I attended VMworld in San Francisco last week, and I want to offer my observations from the context of networking.
What is NSX good for - classic use cases and security
VMware continued to talk about NSX, which of course received a lot of attention. They continued to emphasize the security use cases (micro segmentation) for NSX, but a surprising observation was that just as many customers (about 40%) used NSX for network virtualization (primarily provisioning and configuration) as they did for security. Although one can argue that one needs to set up standard network virtualization before they embark on NSX-based security, it’s good to hear that the original, classic use case that drove SDN is one of the top use cases of NSX. Other networking vendors also advocate network segment-based security, such as Juniper’s AppSecure for SRX (for micro perimeterization), or Nuage Networks’ Virtualized Services Platform (VSP), and security firms such as Illumio which (taking one step further down the unit-prefix ladder) has nano-segmentation in its Adaptive Security Platform (ASP). I can’t wait for pico-segmentation.
Importance of apps
The talk of segmentation changes the conversation to be application centric. Martin Casado, General Manager of Networking and Security, emphasized apps during his keynote, where he said that the app is the network and the conversation was not about packet flows or Layer-2 or Layer-3 networks. Modern apps are deployed as a distributed system, and troubleshooting becomes hard and security becomes even more important. The emphasis on apps echoes Cisco’s Application Centric Infrastructure (ACI) as well, which also manages application through an SDN model for the network, servers, storage, security, and services. I agree that viewing the world through the lens of applications and policies associated with the apps is ultimately going to benefit IT and end-users.
How it fits into rest of VMware
An interesting point is that within the data center stack, there wasn’t a discussion of guest OS (Microsoft Windows, GNU/Linux), and the focus was on the applications and the SDDC. This seems to point to how the operating system has receded in importance in the cloud data center. Although one of the announcements made was on the VMware Photon OS, a guest OS, but that was a minimal Linux container host designed to run containerized apps in a virtualized system, so although we had innovation in the guest OS, it was by making it minimal.
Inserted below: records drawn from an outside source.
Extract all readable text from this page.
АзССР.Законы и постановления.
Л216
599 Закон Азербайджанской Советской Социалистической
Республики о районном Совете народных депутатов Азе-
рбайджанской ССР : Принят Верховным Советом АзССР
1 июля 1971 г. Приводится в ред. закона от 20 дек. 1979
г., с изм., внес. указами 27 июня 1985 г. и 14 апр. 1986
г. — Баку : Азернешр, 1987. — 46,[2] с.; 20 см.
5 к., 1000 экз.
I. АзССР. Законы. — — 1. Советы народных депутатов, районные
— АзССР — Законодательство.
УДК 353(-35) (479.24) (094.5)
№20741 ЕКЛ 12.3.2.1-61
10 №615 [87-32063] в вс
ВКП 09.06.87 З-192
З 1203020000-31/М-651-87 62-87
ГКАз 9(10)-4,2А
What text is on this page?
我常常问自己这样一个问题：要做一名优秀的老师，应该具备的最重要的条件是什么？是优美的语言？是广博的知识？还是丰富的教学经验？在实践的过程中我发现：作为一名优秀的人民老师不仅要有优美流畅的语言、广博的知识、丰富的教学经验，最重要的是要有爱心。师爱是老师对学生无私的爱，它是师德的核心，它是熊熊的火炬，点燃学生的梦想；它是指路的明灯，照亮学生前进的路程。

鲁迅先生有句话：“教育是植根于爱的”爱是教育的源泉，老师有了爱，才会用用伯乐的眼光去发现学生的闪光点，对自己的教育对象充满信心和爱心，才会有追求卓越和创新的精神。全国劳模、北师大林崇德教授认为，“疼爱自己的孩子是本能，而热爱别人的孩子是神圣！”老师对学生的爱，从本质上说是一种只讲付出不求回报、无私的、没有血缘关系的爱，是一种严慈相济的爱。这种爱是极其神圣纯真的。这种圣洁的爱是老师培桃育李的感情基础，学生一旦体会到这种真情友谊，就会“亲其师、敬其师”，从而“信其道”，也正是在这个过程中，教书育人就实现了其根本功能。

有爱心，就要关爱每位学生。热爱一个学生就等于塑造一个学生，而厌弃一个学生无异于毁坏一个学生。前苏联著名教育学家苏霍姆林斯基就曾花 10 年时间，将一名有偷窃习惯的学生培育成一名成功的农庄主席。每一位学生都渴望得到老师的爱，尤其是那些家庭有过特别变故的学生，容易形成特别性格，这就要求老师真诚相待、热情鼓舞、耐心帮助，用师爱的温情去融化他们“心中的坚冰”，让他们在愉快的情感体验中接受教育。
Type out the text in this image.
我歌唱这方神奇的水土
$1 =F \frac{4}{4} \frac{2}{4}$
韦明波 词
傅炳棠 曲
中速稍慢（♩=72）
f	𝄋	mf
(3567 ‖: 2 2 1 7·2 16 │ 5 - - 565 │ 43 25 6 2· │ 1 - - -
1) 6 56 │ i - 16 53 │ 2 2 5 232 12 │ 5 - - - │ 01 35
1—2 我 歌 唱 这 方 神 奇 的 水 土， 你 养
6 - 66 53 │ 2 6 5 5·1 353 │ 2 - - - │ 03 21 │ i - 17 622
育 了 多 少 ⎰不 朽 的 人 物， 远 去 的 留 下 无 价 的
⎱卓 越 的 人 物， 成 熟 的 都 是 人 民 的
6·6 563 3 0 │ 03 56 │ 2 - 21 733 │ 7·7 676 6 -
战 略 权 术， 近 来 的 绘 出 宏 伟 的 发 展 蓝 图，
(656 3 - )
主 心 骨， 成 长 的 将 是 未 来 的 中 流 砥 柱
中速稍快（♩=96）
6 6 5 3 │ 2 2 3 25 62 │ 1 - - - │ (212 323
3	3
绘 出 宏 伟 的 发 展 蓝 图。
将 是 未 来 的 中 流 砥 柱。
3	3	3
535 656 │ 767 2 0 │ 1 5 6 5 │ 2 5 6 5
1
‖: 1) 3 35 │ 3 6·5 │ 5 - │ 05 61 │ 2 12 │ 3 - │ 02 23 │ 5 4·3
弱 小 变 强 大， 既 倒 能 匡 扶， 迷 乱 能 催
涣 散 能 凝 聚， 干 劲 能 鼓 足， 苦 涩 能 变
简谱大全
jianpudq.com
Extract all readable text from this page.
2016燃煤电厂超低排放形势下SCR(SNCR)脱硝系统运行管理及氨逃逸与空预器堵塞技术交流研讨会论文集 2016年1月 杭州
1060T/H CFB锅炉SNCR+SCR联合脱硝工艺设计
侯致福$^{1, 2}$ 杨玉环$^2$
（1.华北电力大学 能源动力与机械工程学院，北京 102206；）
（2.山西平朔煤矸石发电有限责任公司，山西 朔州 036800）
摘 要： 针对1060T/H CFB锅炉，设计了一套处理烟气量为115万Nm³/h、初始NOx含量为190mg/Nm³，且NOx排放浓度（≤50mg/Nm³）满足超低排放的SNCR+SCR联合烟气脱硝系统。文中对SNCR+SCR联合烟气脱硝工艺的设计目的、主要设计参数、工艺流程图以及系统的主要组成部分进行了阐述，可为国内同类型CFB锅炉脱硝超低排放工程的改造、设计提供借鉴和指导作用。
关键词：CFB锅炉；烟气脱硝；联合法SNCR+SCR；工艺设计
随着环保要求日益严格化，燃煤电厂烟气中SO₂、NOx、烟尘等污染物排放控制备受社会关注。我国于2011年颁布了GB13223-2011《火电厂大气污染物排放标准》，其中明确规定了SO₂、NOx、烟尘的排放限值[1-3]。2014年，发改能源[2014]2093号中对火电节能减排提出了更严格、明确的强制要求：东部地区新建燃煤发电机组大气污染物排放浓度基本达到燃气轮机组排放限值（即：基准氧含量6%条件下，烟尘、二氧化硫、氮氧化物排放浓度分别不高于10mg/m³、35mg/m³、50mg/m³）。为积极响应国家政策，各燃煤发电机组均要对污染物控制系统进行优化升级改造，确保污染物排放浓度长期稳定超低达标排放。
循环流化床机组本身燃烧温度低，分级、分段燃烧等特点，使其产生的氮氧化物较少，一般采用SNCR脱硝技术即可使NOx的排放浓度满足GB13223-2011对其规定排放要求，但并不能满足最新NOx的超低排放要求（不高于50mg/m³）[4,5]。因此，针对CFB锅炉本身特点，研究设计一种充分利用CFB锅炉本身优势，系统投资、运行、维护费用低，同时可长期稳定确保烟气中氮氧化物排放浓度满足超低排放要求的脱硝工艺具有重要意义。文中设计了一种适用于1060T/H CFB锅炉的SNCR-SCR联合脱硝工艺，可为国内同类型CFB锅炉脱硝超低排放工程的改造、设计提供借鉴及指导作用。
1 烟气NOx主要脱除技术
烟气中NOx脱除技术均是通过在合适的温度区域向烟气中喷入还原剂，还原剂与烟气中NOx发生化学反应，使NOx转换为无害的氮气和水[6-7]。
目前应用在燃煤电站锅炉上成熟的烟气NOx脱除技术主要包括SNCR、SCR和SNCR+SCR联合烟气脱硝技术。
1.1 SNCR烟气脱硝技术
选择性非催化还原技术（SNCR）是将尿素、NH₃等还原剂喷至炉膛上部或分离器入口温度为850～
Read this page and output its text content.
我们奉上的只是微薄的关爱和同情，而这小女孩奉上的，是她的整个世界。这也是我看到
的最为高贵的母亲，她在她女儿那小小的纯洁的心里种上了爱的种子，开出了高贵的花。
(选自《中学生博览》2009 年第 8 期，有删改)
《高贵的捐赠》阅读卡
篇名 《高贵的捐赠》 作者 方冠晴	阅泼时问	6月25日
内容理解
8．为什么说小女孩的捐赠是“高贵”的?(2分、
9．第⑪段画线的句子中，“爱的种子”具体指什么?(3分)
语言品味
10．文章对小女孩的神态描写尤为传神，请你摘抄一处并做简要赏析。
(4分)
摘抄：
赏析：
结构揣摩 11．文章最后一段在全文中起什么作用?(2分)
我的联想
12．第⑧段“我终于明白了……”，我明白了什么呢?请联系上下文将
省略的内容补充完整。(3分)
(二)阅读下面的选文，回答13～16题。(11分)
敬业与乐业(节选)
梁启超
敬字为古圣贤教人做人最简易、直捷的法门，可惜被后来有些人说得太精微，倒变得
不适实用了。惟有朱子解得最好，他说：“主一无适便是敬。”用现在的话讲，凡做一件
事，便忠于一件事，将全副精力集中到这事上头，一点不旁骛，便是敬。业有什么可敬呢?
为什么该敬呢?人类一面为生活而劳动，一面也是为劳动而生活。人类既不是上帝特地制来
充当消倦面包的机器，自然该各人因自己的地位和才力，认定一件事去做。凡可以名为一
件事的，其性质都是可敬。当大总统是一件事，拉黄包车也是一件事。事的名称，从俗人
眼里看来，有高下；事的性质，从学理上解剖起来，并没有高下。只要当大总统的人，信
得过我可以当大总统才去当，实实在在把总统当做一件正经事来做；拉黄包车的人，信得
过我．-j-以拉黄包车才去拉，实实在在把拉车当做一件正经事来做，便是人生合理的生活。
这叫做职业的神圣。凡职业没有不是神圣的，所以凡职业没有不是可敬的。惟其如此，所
What’s more interesting is how NSX technology fits into VMware’s vision of the hybrid cloud and SDDC. Cross-cloud vMotion was shown as a technology preview, and technologies that underpin NSX were instrumental in making this happen. Guido Appenzeller, CTO of Networking & Security for VMware, demonstrated NSX for Amazon Web Services, where AMIs plug in to the NSX network. This demonstrates that networking is a critical component to VMware’s vision of a hybrid cloud --- one needs to switch together disparate elements to realize this vision, and networks play an important part.
In the future, I hope to see more integration of NSX into WAN and perhaps integration with technologies available from the many SD-WAN companies. One of the motivations for SD-WAN is to accommodate the transition of apps from residing solely in the data center to a combination of SaaS and data center, so this ties well into VMware’s vision of the hybrid cloud.
In the next blog, I hope to provide more observations into NSX.